Bild: Führend in Sache Frauenquote: Deutsche Telekom.
taz: Frau Maier, Ihre Telekom ist ganz vorne in der Quotendebatte, Sie
haben seit 2010 eine 30-Prozent-Quote. Sind Sie das Unternehmen der
glücklichen Quotenfrauen?
Mechthilde Maier: Oh, einige Frauen hatten schon massive Bedenken, dass sie
in Zukunft als Quotenfrauen gelten, die nicht wegen ihrer Leistung
aufsteigen.
Konnten Sie die Vorbehalte entkräften?
Ja und nein. Wir klären sehr viel auf: dass es weiter uneingeschränkt um
die Bestenauswahl geht und warum wir einen Kulturwandel brauchen - dann
dreht sich oft das Bild.
Und haben die Männer Angst, dass die Frauen nun bevorzugt werden?
Manche Männer befürchten tatsächlich, dass sie den Job, den sie glauben
sich erdient zu haben, nun nicht mehr bekommen. Das klassische "Ich bin am
dransten". Das funktioniert jetzt nicht mehr, weil plötzlich Transparenz da
ist. Aber auch hier müssen wir klarstellen: Wir haben keine Besetzungs-,
sondern eine Zielquote.
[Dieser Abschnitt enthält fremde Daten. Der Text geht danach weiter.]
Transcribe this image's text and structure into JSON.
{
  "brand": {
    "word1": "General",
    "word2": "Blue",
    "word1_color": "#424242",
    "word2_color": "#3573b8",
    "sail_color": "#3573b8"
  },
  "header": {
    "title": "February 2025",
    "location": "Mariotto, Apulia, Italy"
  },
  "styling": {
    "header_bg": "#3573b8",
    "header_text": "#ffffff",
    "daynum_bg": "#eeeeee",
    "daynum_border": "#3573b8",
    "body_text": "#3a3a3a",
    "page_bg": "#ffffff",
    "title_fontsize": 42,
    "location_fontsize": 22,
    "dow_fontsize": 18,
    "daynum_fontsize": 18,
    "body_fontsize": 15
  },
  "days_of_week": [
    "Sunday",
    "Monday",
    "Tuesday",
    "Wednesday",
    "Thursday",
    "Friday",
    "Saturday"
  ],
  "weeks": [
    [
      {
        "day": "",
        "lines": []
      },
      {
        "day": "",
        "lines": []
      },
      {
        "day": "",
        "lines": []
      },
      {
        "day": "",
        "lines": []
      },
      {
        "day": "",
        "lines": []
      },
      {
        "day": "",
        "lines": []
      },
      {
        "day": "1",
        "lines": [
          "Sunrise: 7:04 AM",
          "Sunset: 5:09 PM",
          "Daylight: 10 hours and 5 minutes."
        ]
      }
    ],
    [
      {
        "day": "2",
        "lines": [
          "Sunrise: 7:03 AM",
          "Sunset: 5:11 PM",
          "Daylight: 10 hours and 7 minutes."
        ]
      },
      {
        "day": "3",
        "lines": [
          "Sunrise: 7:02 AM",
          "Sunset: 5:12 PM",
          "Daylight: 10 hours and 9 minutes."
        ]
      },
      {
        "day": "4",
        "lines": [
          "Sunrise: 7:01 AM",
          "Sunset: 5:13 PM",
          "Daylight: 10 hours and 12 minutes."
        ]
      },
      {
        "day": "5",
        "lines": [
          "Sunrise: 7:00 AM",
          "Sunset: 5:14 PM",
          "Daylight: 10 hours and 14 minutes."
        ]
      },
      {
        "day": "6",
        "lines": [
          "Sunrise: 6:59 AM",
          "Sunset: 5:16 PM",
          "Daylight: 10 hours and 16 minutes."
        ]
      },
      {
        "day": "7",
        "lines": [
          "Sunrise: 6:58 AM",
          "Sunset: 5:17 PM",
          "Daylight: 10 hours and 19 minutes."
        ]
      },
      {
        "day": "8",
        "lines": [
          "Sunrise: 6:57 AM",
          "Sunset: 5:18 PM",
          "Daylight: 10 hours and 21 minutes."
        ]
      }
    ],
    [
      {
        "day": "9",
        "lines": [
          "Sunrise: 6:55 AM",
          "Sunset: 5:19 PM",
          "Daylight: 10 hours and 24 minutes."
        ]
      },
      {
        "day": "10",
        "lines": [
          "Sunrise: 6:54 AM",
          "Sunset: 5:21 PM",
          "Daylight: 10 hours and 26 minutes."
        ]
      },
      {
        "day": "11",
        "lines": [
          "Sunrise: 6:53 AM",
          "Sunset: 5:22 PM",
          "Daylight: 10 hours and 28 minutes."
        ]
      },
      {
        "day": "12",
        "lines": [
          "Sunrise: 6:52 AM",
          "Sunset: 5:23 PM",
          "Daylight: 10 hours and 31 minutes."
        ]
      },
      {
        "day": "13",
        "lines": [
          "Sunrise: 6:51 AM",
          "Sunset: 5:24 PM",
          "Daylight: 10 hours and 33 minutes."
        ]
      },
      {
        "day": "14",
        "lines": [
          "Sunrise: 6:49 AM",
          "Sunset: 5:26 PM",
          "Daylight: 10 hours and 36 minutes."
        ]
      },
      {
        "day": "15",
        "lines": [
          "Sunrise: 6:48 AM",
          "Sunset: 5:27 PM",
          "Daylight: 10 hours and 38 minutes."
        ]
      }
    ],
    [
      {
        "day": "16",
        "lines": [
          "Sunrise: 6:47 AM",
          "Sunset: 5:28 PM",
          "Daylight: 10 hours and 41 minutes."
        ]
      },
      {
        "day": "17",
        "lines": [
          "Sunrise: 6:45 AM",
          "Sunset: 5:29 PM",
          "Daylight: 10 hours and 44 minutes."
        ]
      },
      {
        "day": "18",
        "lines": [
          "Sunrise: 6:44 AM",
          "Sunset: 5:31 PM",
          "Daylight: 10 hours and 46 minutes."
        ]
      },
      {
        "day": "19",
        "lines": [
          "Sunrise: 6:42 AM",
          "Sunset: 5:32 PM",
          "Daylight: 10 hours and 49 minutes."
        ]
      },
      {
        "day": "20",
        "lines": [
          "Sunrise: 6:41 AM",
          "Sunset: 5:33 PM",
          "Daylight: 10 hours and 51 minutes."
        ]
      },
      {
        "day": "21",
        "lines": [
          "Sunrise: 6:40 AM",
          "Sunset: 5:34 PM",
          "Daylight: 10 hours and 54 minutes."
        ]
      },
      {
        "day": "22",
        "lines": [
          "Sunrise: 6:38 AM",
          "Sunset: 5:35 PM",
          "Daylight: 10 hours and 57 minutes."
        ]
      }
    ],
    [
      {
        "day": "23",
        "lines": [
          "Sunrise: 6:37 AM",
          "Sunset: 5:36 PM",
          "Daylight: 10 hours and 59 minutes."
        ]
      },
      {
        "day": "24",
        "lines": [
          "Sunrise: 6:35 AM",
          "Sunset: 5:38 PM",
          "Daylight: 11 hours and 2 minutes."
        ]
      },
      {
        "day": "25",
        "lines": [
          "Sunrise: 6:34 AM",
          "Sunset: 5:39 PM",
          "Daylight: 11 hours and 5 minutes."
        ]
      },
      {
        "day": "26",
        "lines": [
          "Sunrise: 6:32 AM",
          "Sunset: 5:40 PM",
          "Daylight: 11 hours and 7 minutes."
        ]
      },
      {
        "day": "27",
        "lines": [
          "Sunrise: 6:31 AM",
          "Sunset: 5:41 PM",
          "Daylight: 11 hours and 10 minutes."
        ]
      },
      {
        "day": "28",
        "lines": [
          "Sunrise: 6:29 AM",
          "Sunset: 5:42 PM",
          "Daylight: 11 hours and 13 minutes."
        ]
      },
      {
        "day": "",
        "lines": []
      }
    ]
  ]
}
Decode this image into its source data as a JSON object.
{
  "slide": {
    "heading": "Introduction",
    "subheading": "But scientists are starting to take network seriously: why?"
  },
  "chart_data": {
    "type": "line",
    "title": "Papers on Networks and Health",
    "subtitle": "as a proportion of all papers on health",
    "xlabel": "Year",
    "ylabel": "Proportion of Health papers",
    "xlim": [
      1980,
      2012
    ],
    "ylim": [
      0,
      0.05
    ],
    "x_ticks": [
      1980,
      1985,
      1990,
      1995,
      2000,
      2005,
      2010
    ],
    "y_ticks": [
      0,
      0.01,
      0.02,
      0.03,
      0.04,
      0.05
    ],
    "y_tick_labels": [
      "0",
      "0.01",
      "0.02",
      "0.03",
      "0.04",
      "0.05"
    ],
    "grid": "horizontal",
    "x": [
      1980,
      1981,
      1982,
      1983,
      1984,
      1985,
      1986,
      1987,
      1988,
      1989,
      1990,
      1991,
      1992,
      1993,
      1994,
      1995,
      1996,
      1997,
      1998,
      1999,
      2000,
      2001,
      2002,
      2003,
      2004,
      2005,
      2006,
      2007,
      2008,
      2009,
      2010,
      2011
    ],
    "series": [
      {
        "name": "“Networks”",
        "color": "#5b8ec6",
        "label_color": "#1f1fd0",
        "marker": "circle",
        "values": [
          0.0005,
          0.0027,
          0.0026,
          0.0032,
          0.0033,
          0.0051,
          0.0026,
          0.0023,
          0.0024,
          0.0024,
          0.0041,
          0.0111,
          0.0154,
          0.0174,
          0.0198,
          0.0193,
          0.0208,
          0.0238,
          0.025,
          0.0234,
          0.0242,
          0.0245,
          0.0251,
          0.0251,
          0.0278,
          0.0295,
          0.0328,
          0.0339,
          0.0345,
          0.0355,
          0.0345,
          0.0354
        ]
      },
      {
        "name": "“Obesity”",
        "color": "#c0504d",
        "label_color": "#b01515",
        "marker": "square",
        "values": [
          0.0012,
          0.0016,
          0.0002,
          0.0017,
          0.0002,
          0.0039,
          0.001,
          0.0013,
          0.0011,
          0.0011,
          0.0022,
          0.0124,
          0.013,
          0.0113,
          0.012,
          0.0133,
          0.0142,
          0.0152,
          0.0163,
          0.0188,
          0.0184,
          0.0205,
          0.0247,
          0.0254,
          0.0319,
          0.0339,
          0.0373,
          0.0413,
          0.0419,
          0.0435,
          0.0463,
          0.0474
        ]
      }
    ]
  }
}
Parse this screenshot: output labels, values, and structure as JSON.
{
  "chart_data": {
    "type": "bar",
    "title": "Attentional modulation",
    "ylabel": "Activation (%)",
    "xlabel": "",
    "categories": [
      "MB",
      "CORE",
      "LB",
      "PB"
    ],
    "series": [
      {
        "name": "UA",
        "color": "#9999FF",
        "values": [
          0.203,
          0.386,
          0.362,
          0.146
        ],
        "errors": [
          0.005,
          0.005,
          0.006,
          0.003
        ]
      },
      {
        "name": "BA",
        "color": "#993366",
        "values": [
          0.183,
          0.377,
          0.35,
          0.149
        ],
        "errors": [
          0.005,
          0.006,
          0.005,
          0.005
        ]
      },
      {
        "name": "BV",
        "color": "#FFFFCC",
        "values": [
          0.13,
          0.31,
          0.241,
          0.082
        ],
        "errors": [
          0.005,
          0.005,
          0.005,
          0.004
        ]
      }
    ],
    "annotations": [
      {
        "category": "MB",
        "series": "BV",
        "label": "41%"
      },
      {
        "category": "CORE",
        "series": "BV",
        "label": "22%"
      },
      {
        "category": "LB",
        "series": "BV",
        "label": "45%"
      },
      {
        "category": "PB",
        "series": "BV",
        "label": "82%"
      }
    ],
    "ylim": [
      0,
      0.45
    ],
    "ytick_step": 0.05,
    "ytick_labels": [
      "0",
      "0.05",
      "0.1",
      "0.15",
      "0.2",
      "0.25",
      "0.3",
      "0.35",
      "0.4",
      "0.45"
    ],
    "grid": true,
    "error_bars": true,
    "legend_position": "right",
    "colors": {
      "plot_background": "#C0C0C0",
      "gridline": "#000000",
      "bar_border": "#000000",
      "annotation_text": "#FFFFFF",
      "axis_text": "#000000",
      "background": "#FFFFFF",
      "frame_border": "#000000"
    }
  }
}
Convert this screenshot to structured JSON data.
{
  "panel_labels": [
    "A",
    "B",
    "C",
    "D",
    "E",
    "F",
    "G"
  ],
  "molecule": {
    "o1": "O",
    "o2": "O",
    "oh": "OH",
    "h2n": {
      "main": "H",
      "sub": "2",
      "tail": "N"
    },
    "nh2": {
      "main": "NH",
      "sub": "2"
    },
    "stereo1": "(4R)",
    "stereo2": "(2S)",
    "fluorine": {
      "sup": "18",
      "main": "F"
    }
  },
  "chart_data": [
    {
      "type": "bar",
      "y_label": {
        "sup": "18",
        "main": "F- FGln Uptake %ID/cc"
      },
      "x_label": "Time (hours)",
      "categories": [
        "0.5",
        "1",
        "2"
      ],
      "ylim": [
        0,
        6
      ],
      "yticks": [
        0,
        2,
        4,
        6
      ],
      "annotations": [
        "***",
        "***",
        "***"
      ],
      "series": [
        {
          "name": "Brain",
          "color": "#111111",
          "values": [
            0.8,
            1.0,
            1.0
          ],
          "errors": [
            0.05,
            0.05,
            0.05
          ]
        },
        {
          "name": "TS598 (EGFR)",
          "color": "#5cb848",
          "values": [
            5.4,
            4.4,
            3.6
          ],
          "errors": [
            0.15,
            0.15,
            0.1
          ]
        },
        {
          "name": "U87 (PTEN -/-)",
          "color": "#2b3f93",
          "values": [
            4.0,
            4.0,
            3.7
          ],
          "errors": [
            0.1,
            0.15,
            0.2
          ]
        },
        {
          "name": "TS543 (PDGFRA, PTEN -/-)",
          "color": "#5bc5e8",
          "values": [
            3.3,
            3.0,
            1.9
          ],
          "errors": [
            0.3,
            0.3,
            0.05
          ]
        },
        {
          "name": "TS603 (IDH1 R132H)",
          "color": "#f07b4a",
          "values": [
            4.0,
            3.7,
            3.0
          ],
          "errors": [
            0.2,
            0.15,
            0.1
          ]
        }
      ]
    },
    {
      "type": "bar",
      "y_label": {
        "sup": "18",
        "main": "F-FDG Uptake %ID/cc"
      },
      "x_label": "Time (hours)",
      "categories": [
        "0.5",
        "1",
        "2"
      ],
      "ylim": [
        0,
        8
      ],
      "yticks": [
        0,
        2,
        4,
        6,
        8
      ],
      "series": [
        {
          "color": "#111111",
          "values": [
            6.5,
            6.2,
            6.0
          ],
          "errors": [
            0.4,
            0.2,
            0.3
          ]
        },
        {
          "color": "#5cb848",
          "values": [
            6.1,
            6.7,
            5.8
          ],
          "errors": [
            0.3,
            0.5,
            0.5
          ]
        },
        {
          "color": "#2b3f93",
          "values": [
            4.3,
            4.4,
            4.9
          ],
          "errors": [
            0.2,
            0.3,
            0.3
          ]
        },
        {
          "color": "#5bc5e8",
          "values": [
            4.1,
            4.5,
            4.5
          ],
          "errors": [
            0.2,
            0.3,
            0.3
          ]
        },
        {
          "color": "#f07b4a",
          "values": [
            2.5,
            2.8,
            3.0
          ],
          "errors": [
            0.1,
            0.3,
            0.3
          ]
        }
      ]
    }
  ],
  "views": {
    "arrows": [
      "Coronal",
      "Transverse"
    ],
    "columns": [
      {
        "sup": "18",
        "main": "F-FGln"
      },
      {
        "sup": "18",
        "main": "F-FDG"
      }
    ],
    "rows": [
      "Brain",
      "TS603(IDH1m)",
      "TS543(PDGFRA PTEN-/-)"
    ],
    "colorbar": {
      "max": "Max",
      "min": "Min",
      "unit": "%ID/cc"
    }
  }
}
Bis 2015 wollen wir in den mittleren und oberen
Führungsebenen 30 Prozent Frauen haben. Es wird also nicht automatisch jede
dritte Stelle mit einer Frau besetzt. Der oder die Beste bekommt den Job.
Wie macht sich die Zielquote bei der Rekrutierung von Frauen bemerkbar?
Frauen wollen tatsächlich anders angesprochen werden als Männer. Männer
sind häufig offensiver und weniger selbstkritisch als Frauen, wenn es um
einen neuen Job geht. Wenn das Geld und der Dienstwagen stimmen, schlagen
sie eher zu. Frauen dagegen befürchten oft Stress mit ihrer Familie. Oder
sie wollen das Team nicht im Stich lassen. Bei einer Frau erlebt man auch
seltener, dass sie sich überschätzt.
Wie beugen Sie nun vor?
Wir haben alle Auswahlgespräche gegendert. Man muss die männliche Brille
absetzen und eine andere aufsetzen. Dann kann man Selbstkritik bei Frauen
auch als Reflexionsfähigkeit würdigen. Es muss auf allen Besetzungslisten
mindestens ein Drittel gleich gut qualifizierte Frauen stehen. Denn zuerst
fallen einem immer die Männer aus der Seilschaft ein: Es muss jetzt aber
schnell gehen, und der Soundso ist doch schon an dem Thema dran. Bei uns
ist es jetzt so: Wenn da kein Drittel Frauen steht, dann gibts erst mal
keine Besetzung. Das müssen Sie bis hin zum Vorstand erklären. Da brauchen
Sie gute Argumente.
Nun fragen sich Personalchefs, wo sie denn die vielen Frauen für die
Topjobs finden sollen. Woher kamen die bei Ihnen?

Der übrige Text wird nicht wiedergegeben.